On December 7, Professors Jon Bauer and Miriam Marton will speak to a Human Rights and Social Work class at the UConn School of Social Work about refugee law and the work of the Asylum and Human Rights Clinic.
The Asylum and Human Rights Clinic recently celebrated its 10th anniversary. During this intensive, one-semester program students handle every aspect of representation in high-stakes cases that determine whether a client who has fled from political, religious or other persecution will be allowed to remain permanently in the United States, or face deportation.

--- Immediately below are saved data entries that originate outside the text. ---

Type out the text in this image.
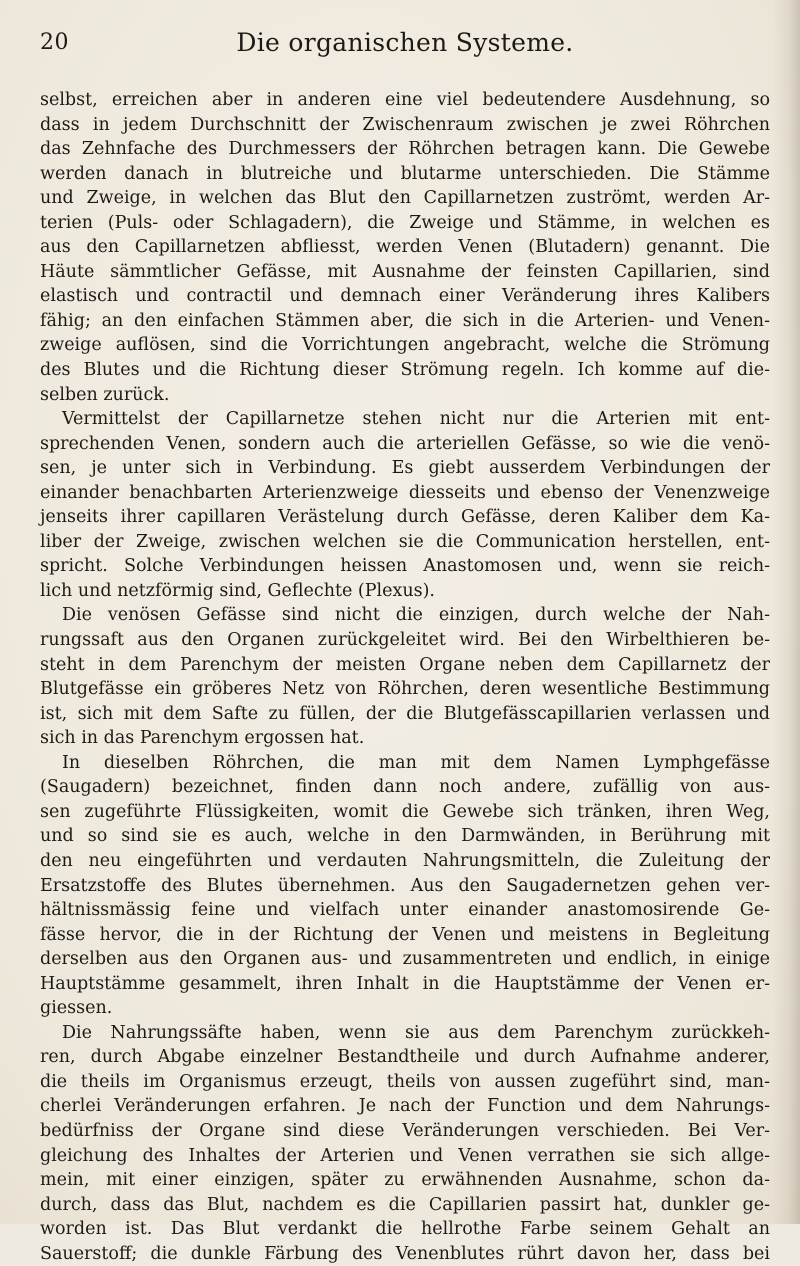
20	Die organischen Systeme.
selbst, erreichen aber in anderen eine viel bedeutendere Ausdehnung, so
dass in jedem Durchschnitt der Zwischenraum zwischen je zwei Röhrchen
das Zehnfache des Durchmessers der Röhrchen betragen kann. Die Gewebe
werden danach in blutreiche und blutarme unterschieden. Die Stämme
und Zweige, in welchen das Blut den Capillarnetzen zuströmt, werden Ar-
terien (Puls- oder Schlagadern), die Zweige und Stämme, in welchen es
aus den Capillarnetzen abfliesst, werden Venen (Blutadern) genannt. Die
Häute sämmtlicher Gefässe, mit Ausnahme der feinsten Capillarien, sind
elastisch und contractil und demnach einer Veränderung ihres Kalibers
fähig; an den einfachen Stämmen aber, die sich in die Arterien- und Venen-
zweige auflösen, sind die Vorrichtungen angebracht, welche die Strömung
des Blutes und die Richtung dieser Strömung regeln. Ich komme auf die-
selben zurück.
Vermittelst der Capillarnetze stehen nicht nur die Arterien mit ent-
sprechenden Venen, sondern auch die arteriellen Gefässe, so wie die venö-
sen, je unter sich in Verbindung. Es giebt ausserdem Verbindungen der
einander benachbarten Arterienzweige diesseits und ebenso der Venenzweige
jenseits ihrer capillaren Verästelung durch Gefässe, deren Kaliber dem Ka-
liber der Zweige, zwischen welchen sie die Communication herstellen, ent-
spricht. Solche Verbindungen heissen Anastomosen und, wenn sie reich-
lich und netzförmig sind, Geflechte (Plexus).
Die venösen Gefässe sind nicht die einzigen, durch welche der Nah-
rungssaft aus den Organen zurückgeleitet wird. Bei den Wirbelthieren be-
steht in dem Parenchym der meisten Organe neben dem Capillarnetz der
Blutgefässe ein gröberes Netz von Röhrchen, deren wesentliche Bestimmung
ist, sich mit dem Safte zu füllen, der die Blutgefässcapillarien verlassen und
sich in das Parenchym ergossen hat.
In dieselben Röhrchen, die man mit dem Namen Lymphgefässe
(Saugadern) bezeichnet, finden dann noch andere, zufällig von aus-
sen zugeführte Flüssigkeiten, womit die Gewebe sich tränken, ihren Weg,
und so sind sie es auch, welche in den Darmwänden, in Berührung mit
den neu eingeführten und verdauten Nahrungsmitteln, die Zuleitung der
Ersatzstoffe des Blutes übernehmen. Aus den Saugadernetzen gehen ver-
hältnissmässig feine und vielfach unter einander anastomosirende Ge-
fässe hervor, die in der Richtung der Venen und meistens in Begleitung
derselben aus den Organen aus- und zusammentreten und endlich, in einige
Hauptstämme gesammelt, ihren Inhalt in die Hauptstämme der Venen er-
giessen.
Die Nahrungssäfte haben, wenn sie aus dem Parenchym zurückkeh-
ren, durch Abgabe einzelner Bestandtheile und durch Aufnahme anderer,
die theils im Organismus erzeugt, theils von aussen zugeführt sind, man-
cherlei Veränderungen erfahren. Je nach der Function und dem Nahrungs-
bedürfniss der Organe sind diese Veränderungen verschieden. Bei Ver-
gleichung des Inhaltes der Arterien und Venen verrathen sie sich allge-
mein, mit einer einzigen, später zu erwähnenden Ausnahme, schon da-
durch, dass das Blut, nachdem es die Capillarien passirt hat, dunkler ge-
worden ist. Das Blut verdankt die hellrothe Farbe seinem Gehalt an
Sauerstoff; die dunkle Färbung des Venenblutes rührt davon her, dass bei
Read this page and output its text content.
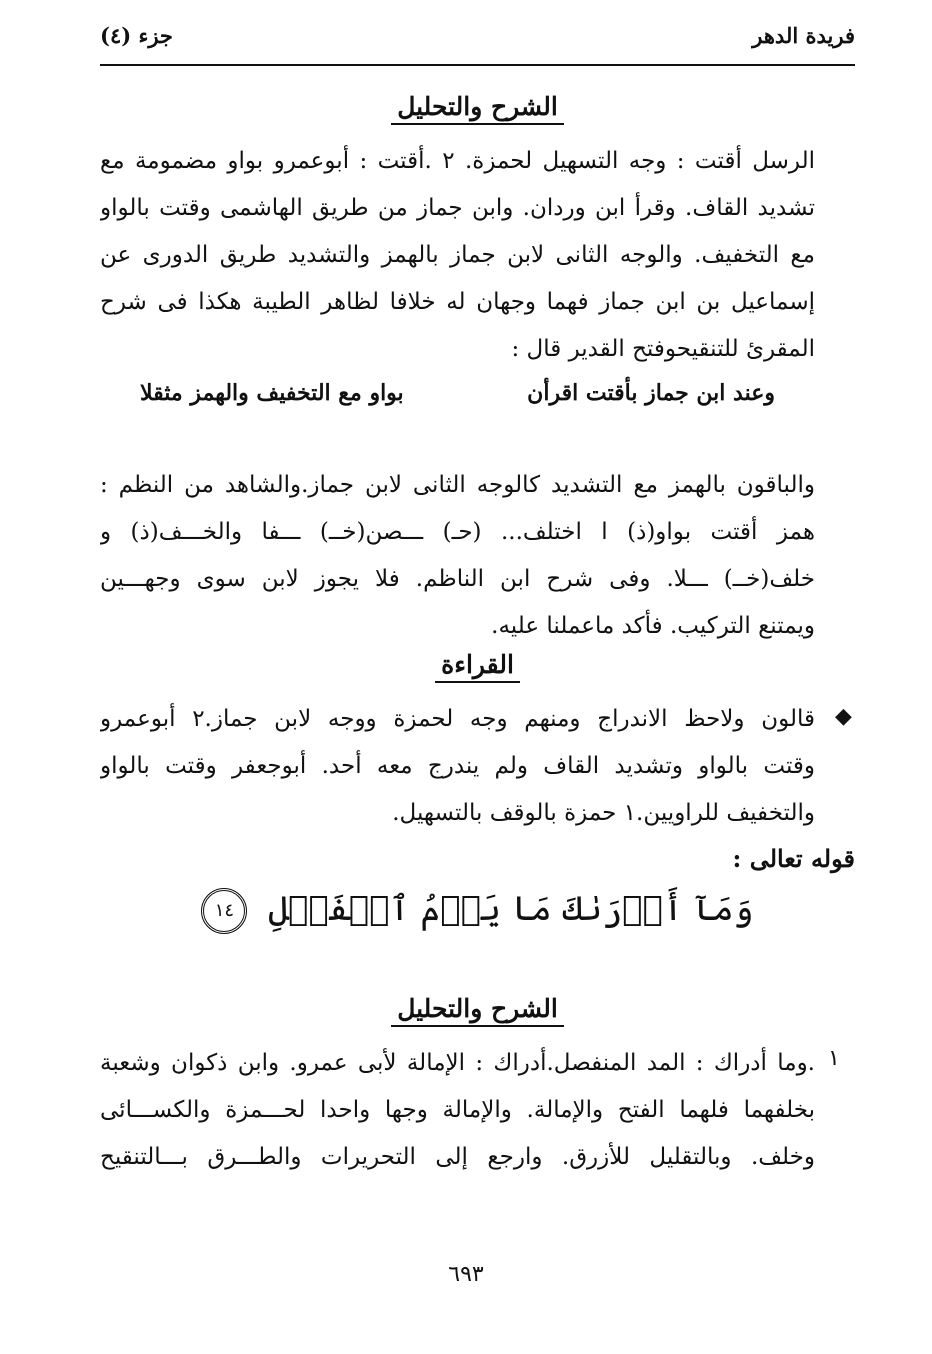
فريدة الدهر
جزء (٤)
الشرح والتحليل
الرسل أقتت : وجه التسهيل لحمزة. ٢ .أقتت : أبوعمرو بواو مضمومة مع
تشديد القاف. وقرأ ابن وردان. وابن جماز من طريق الهاشمى وقتت بالواو
مع التخفيف. والوجه الثانى لابن جماز بالهمز والتشديد طريق الدورى عن
إسماعيل بن ابن جماز فهما وجهان له خلافا لظاهر الطيبة هكذا فى شرح
المقرئ للتنقيحوفتح القدير قال :
وعند ابن جماز بأقتت اقرأن
بواو مع التخفيف والهمز مثقلا
والباقون بالهمز مع التشديد كالوجه الثانى لابن جماز.والشاهد من النظم :
همز أقتت بواو(ذ) ا اختلف... (حـ) ـــصن(خــ) ـــفا والخـــف(ذ) و
خلف(خــ) ـــلا. وفى شرح ابن الناظم. فلا يجوز لابن سوى وجهـــين
ويمتنع التركيب. فأكد ماعملنا عليه.
القراءة
◆
قالون ولاحظ الاندراج ومنهم وجه لحمزة ووجه لابن جماز.٢ أبوعمرو
وقتت بالواو وتشديد القاف ولم يندرج معه أحد. أبوجعفر وقتت بالواو
والتخفيف للراويين.١ حمزة بالوقف بالتسهيل.
قوله تعالى :
وَمَآ أَدۡرَىٰكَ مَا يَوۡمُ ٱلۡفَصۡلِ ١٤
الشرح والتحليل
١
.وما أدراك : المد المنفصل.أدراك : الإمالة لأبى عمرو. وابن ذكوان وشعبة
بخلفهما فلهما الفتح والإمالة. والإمالة وجها واحدا لحـــمزة والكســـائى
وخلف. وبالتقليل للأزرق. وارجع إلى التحريرات والطـــرق بـــالتنقيح
٦٩٣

Since 2002, Professor Bauer has directed the Asylum and Human Rights Clinic, a clinical program in which law students represent refugees who have fled from persecution and are seeking asylum in the United States. He has frequently addressed bar groups and social service organizations, and testified before legislative committees, on issues relating to anti-discrimination law, refugees, legal ethics, and the provision of legal services to the poor. His writings include an article on clinical pedagogy (co-written with Professor James H. Stark) that has been included in the Clinical Legal Education Association's bibliography of basic readings for new clinical teachers, and a study of discrimination against people with disabilities in the bar admissions process, published in the UCLA Law Review.
Professor Marton joined the Law School faculty in fall 2011. Professor Marton has been practicing law for ten years. During the last several years of her practice, Professor Marton spent a significant amount of time representing asylum applicants as part of the pro bono program at the New York offices of Skadden, Arps, Slate, Meagher & Flom LLP. Prior to going to law school, Ms. Marton was a social worker for fourteen years, specializing in working with survivors of trauma.